The small chamber 7 is communicated with the aligning passage 8 and is formed in the vicinity of an inlet 9 of the aligning passage 8, defining a space having larger sectional area than that of the aligning passage 8.
FIG. 9 is an enlarged perspective view showing the structure provided between the small chamber 7 and a portion close to the inlet 9 of the aligning passage 8. As understood from FIGS. 9 and 8, the small chamber 7 has one wall surface 11 which is flush with a wall surface 10 defining the inlet 9 of the aligning passage 8. The wall surface 11 extends to the larger chamber 6 providing a bottom surface of a groove.
A blowing passage 12 is provided in a portion near the inlet 9 of the aligning passage 8, in order to introduce compressed air from the exterior in an intermittent manner, for example. The compressed air introduced through the blowing passage 12 blows off and stirs the electronic component chips 4 approaching the inlet 9 of the aligning passage 8.
Thus, the plurality of electronic component chips 4 supplied from the cassette 1 pass through the large chamber 6 and the small chamber 7 to approach the aligning passage 8, and are aligned along a prescribed direction to enter the inlet 9. Then the electronic component chips 4 are guided by the aligning passage 8 and discharged from the outlet 13. The electronic component chips 4 discharged from the outlet 13 are aligned in the prescribed direction. Thus, the chip mounting step can be efficiently carried out by retaining the electronic component chips in the aligned state.
FIG. 9 shows the hopper 2 with a side plate forming a front side wall surface removed. Namely, referring to FIG. 9, actually a side plate, not shown, is positioned along the wall surface denoted by the reference numeral 14, and by this side plate, the small chamber 7, the aligning passage 8 and the large chamber 6 are closed. aligning passage 8 and the large chamber 6 are closed. Therefore, the space in the small chamber 7 has a cross-directional dimension denoted by the reference numeral 15.
FIG. 9 shows three electronic components 4 which are horizontally aligned with each other.
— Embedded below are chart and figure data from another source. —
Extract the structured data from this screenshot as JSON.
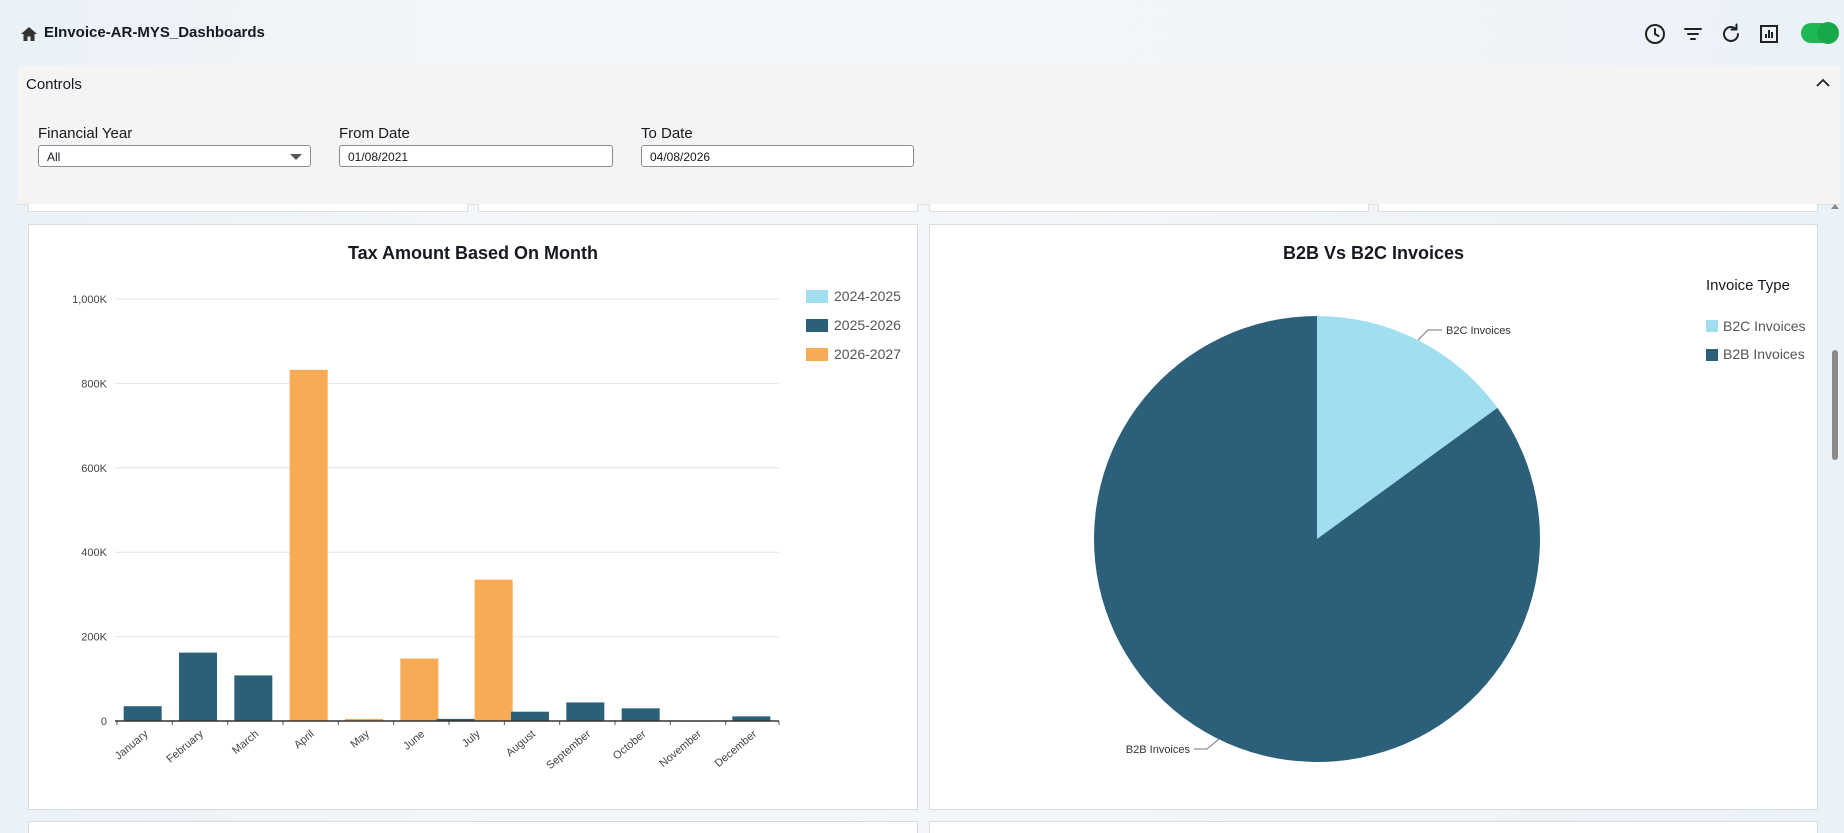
{
  "app": {
    "title": "EInvoice-AR-MYS_Dashboards"
  },
  "toolbar_icons": [
    "home-icon",
    "clock-icon",
    "filter-icon",
    "refresh-icon",
    "report-icon"
  ],
  "toggle": {
    "on": true,
    "color": "#1db954"
  },
  "controls": {
    "label": "Controls",
    "financial_year": {
      "label": "Financial Year",
      "value": "All"
    },
    "from_date": {
      "label": "From Date",
      "value": "01/08/2021"
    },
    "to_date": {
      "label": "To Date",
      "value": "04/08/2026"
    }
  },
  "tax_chart": {
    "title": "Tax Amount Based On Month",
    "legend": [
      "2024-2025",
      "2025-2026",
      "2026-2027"
    ]
  },
  "b2b_chart": {
    "title": "B2B Vs B2C Invoices",
    "legend_title": "Invoice Type",
    "legend": [
      "B2C Invoices",
      "B2B Invoices"
    ],
    "labels": {
      "b2c": "B2C Invoices",
      "b2b": "B2B Invoices"
    }
  },
  "colors": {
    "light_blue": "#a1def0",
    "dark_blue": "#2b5f7a",
    "orange": "#f6ab54"
  },
  "chart_data": [
    {
      "type": "bar",
      "title": "Tax Amount Based On Month",
      "xlabel": "",
      "ylabel": "",
      "ylim": [
        0,
        1000000
      ],
      "y_ticks": [
        "0",
        "200K",
        "400K",
        "600K",
        "800K",
        "1,000K"
      ],
      "y_tick_values": [
        0,
        200000,
        400000,
        600000,
        800000,
        1000000
      ],
      "grid": true,
      "legend_position": "top-right",
      "categories": [
        "January",
        "February",
        "March",
        "April",
        "May",
        "June",
        "July",
        "August",
        "September",
        "October",
        "November",
        "December"
      ],
      "series": [
        {
          "name": "2024-2025",
          "color": "#a1def0",
          "values": [
            0,
            0,
            0,
            0,
            0,
            0,
            0,
            0,
            0,
            0,
            0,
            0
          ]
        },
        {
          "name": "2025-2026",
          "color": "#2b5f7a",
          "values": [
            35000,
            162000,
            108000,
            0,
            0,
            0,
            5000,
            22000,
            44000,
            30000,
            1000,
            11000
          ]
        },
        {
          "name": "2026-2027",
          "color": "#f6ab54",
          "values": [
            0,
            0,
            0,
            832000,
            5000,
            148000,
            335000,
            0,
            0,
            0,
            0,
            0
          ]
        }
      ]
    },
    {
      "type": "pie",
      "title": "B2B Vs B2C Invoices",
      "legend_title": "Invoice Type",
      "legend_position": "top-right",
      "slices": [
        {
          "label": "B2C Invoices",
          "value": 15,
          "color": "#a1def0"
        },
        {
          "label": "B2B Invoices",
          "value": 85,
          "color": "#2b5f7a"
        }
      ]
    }
  ]
}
The total of the cross-directional sizes of these electronic component chips 4 accidentally coincides with the cross-directional size 15 of the space defined in the small chamber 7. Thus, these electronic component chips 4 unmovably butt against each other between the wall surfaces defining the cross-directional size 15. Once such a phenomenon, that is, the so-called "bridge phenomenon" takes place, it is difficult to separate the electronic component chips 4 which are in such series from each other, even if compressed air is introduced through the blowing passage 12.
The aforementioned "bridge phenomenon" is not restricted to the modes shown in FIG. 9, but may occur in various modes in response to relation between the cross-directional size 15 and the sizes of the electronic component chips 4. In other words, this phenomenon easily takes place when the combination of the longitudinal, cross-directional and perpendicular sizes of the plurality of electronic component chips 4 accidentally corresponds may take place not only in response to the relation with the cross-directional size 15 of the small chamber 7 but also in relations with the perpendicular sizes 16 and 17.
The "bridge phenomenon" is not so frequent but merely occurs in the order of p.p.m. in general. Once the "bridge phenomenon" takes place, however, it is impossible or difficult to supply the electronic component chips 4 to the aligning passage 8. In order to improve workability and reliability of a chip mounting apparatus or the like, therefore, it is desirable to substantially zeroize the probability for the "bridge phenomenon".